Peter Williams wrote on 3/8/2004, 6:55 PM:
> lets be clear: to sign a SSL client authentication message ,we must
> 1. use NSS API, which maps onto
> 2. the JCA API, which calls a
> 3. PKCS11 API card abstraction, which loads a PKCS11 provider, which calls the MSC 
> API...
> 4. which translates C calls into CardEdge APDUs, which calls
> 5. MSC IFD  API and its slot management abstraction , which calls
> 6. the PCSC API for slot/resource and mutex/thread  management
> 7. which loads an IFD driver for the lun and operates the T0/T1 TPDU2APDU state 
> machine, which
> 8. wraps the TPDU in either TLP224 or Gemplus T1-like host->reader block transfer 
> protocol, which
> 9. interfaces to the USB service access point for a pre-enumated CCID NSAP
> 10. which on the reader must pass across a transport bridge, via a 
> host<->controller<->UART A-layer dispatch loop, which adds events to a queue 
> signalling 
> 11. a T0/T1 protocol state machine handling T1 block or T0 async timeouts on a 7816 
> UART, which
> 11.5 pass across either a French or German encoding of bit levels and bit ordering, 
> which
> 12. traverses an inverse path up the ICC stack
> 13. through the javacard OS io drivers (elide several layers)
> 14. to the applet/APDU dispatch interface...to 
> 15. finally, a method in the CardEdge class (written in Java), which
> 16. calls the JCA, whose provider invoke a software RSA library - written in C 
> probably -
> 17, which makes trusted kernel call to access the 16bit exponentiator co-processor.
> 
> And this is only the Unix path. On Windows, add smartcard API drivers and CAPI 
> providers...and the interaction between these two
> 
> Ever wonder why smartcards dont take off, apart from being a $30 cost per head??

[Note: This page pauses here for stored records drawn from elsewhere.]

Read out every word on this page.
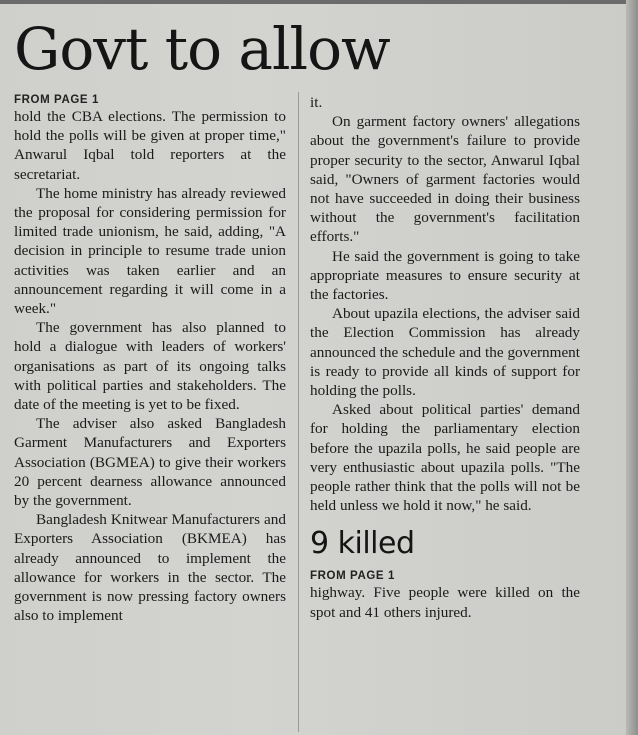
Govt to allow
FROM PAGE 1

hold the CBA elections. The permission to hold the polls will be given at proper time," Anwarul Iqbal told reporters at the secretariat.

The home ministry has already reviewed the proposal for considering permission for limited trade unionism, he said, adding, "A decision in principle to resume trade union activities was taken earlier and an announcement regarding it will come in a week."

The government has also planned to hold a dialogue with leaders of workers' organisations as part of its ongoing talks with political parties and stakeholders. The date of the meeting is yet to be fixed.

The adviser also asked Bangladesh Garment Manufacturers and Exporters Association (BGMEA) to give their workers 20 percent dearness allowance announced by the government.

Bangladesh Knitwear Manufacturers and Exporters Association (BKMEA) has already announced to implement the allowance for workers in the sector. The government is now pressing factory owners also to implement

it.

On garment factory owners' allegations about the government's failure to provide proper security to the sector, Anwarul Iqbal said, "Owners of garment factories would not have succeeded in doing their business without the government's facilitation efforts."

He said the government is going to take appropriate measures to ensure security at the factories.

About upazila elections, the adviser said the Election Commission has already announced the schedule and the government is ready to provide all kinds of support for holding the polls.

Asked about political parties' demand for holding the parliamentary election before the upazila polls, he said people are very enthusiastic about upazila polls. "The people rather think that the polls will not be held unless we hold it now," he said.

9 killed
FROM PAGE 1

highway. Five people were killed on the spot and 41 others injured.
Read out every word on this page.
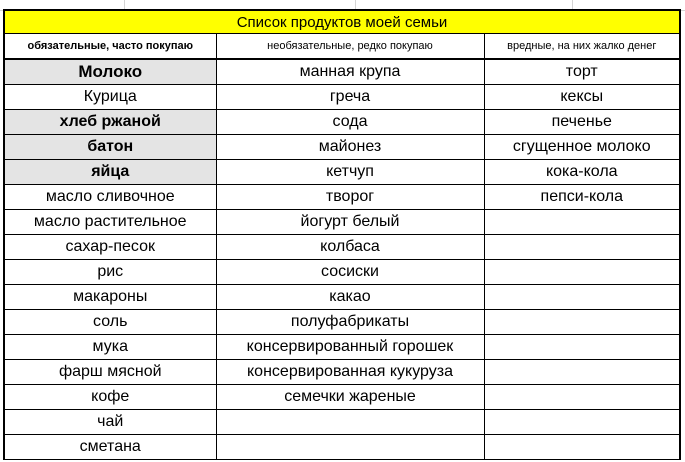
Список продуктов моей семьи		
обязательные, часто покупаю	необязательные, редко покупаю	вредные, на них жалко денег
Молоко	манная крупа	торт
Курица	греча	кексы
хлеб ржаной	сода	печенье
батон	майонез	сгущенное молоко
яйца	кетчуп	кока-кола
масло сливочное	творог	пепси-кола
масло растительное	йогурт белый	
сахар-песок	колбаса	
рис	сосиски	
макароны	какао	
соль	полуфабрикаты	
мука	консервированный горошек	
фарш мясной	консервированная кукуруза	
кофе	семечки жареные	
чай		
сметана		
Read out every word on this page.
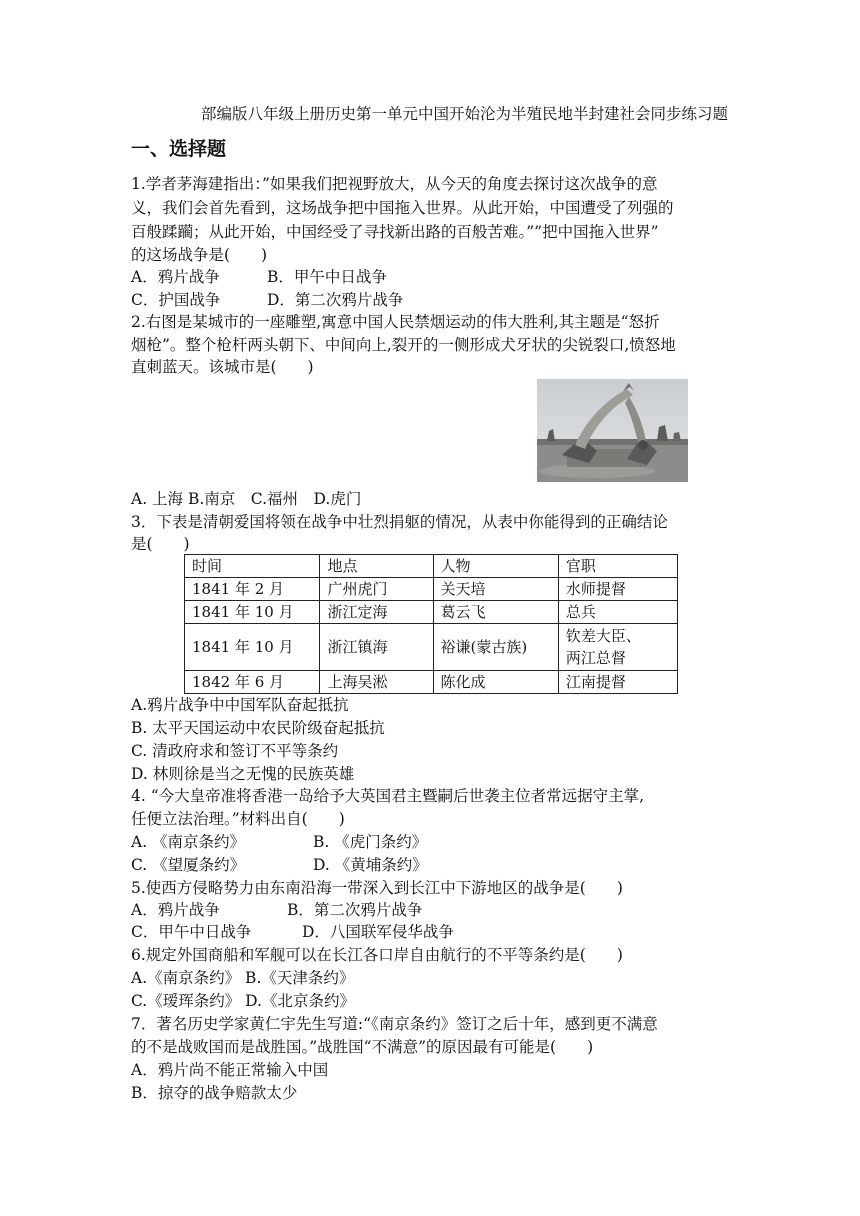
部编版八年级上册历史第一单元中国开始沦为半殖民地半封建社会同步练习题
一、选择题
1.学者茅海建指出：”如果我们把视野放大，从今天的角度去探讨这次战争的意
义，我们会首先看到，这场战争把中国拖入世界。从此开始，中国遭受了列强的
百般蹂躏；从此开始，中国经受了寻找新出路的百般苦难。””把中国拖入世界”
的这场战争是(　　)
A．鸦片战争	B．甲午中日战争
C．护国战争	D．第二次鸦片战争
2.右图是某城市的一座雕塑,寓意中国人民禁烟运动的伟大胜利,其主题是“怒折
烟枪”。整个枪杆两头朝下、中间向上,裂开的一侧形成犬牙状的尖锐裂口,愤怒地
直刺蓝天。该城市是(　　)
A. 上海 B.南京　C.福州　D.虎门
3．下表是清朝爱国将领在战争中壮烈捐躯的情况，从表中你能得到的正确结论
是(　　)
时间	地点	人物	官职
1841 年 2 月	广州虎门	关天培	水师提督
1841 年 10 月	浙江定海	葛云飞	总兵
1841 年 10 月	浙江镇海	裕谦(蒙古族)	钦差大臣、
两江总督
1842 年 6 月	上海吴淞	陈化成	江南提督
A.鸦片战争中中国军队奋起抵抗
B. 太平天国运动中农民阶级奋起抵抗
C. 清政府求和签订不平等条约
D. 林则徐是当之无愧的民族英雄
4. “今大皇帝准将香港一岛给予大英国君主暨嗣后世袭主位者常远据守主掌,
任便立法治理。”材料出自(　　)
A. 《南京条约》	B. 《虎门条约》
C. 《望厦条约》	D. 《黄埔条约》
5.使西方侵略势力由东南沿海一带深入到长江中下游地区的战争是(　　)
A．鸦片战争	B．第二次鸦片战争
C．甲午中日战争	D．八国联军侵华战争
6.规定外国商船和军舰可以在长江各口岸自由航行的不平等条约是(　　)
A.《南京条约》 B.《天津条约》
C.《瑷珲条约》 D.《北京条约》
7．著名历史学家黄仁宇先生写道:“《南京条约》签订之后十年，感到更不满意
的不是战败国而是战胜国。”战胜国“不满意”的原因最有可能是(　　)
A．鸦片尚不能正常输入中国
B．掠夺的战争赔款太少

One can put together equally long event sequences for
the connection between a web browser and a web server or
the connection between two modern cell phones.  Web browsing
and cell phones are both much more widely used than
smartcards.

The length of the code path doesn't matter to the users
as long as it doesn't result in unacceptable performance.
Using NSS directly (without the JNI and JCA overhead of JSS)
with the MuscleCard applet on Windows, we measured an SSL
client auth performance of approx. 2.0 ops/second.  If we
modify the applet to doublecheck the signature (for extra
security), we still get approx. 1.35 ops/second.
I suspect that even at 1.0 SSL client auth handshake/second
the performance is acceptable for most applications.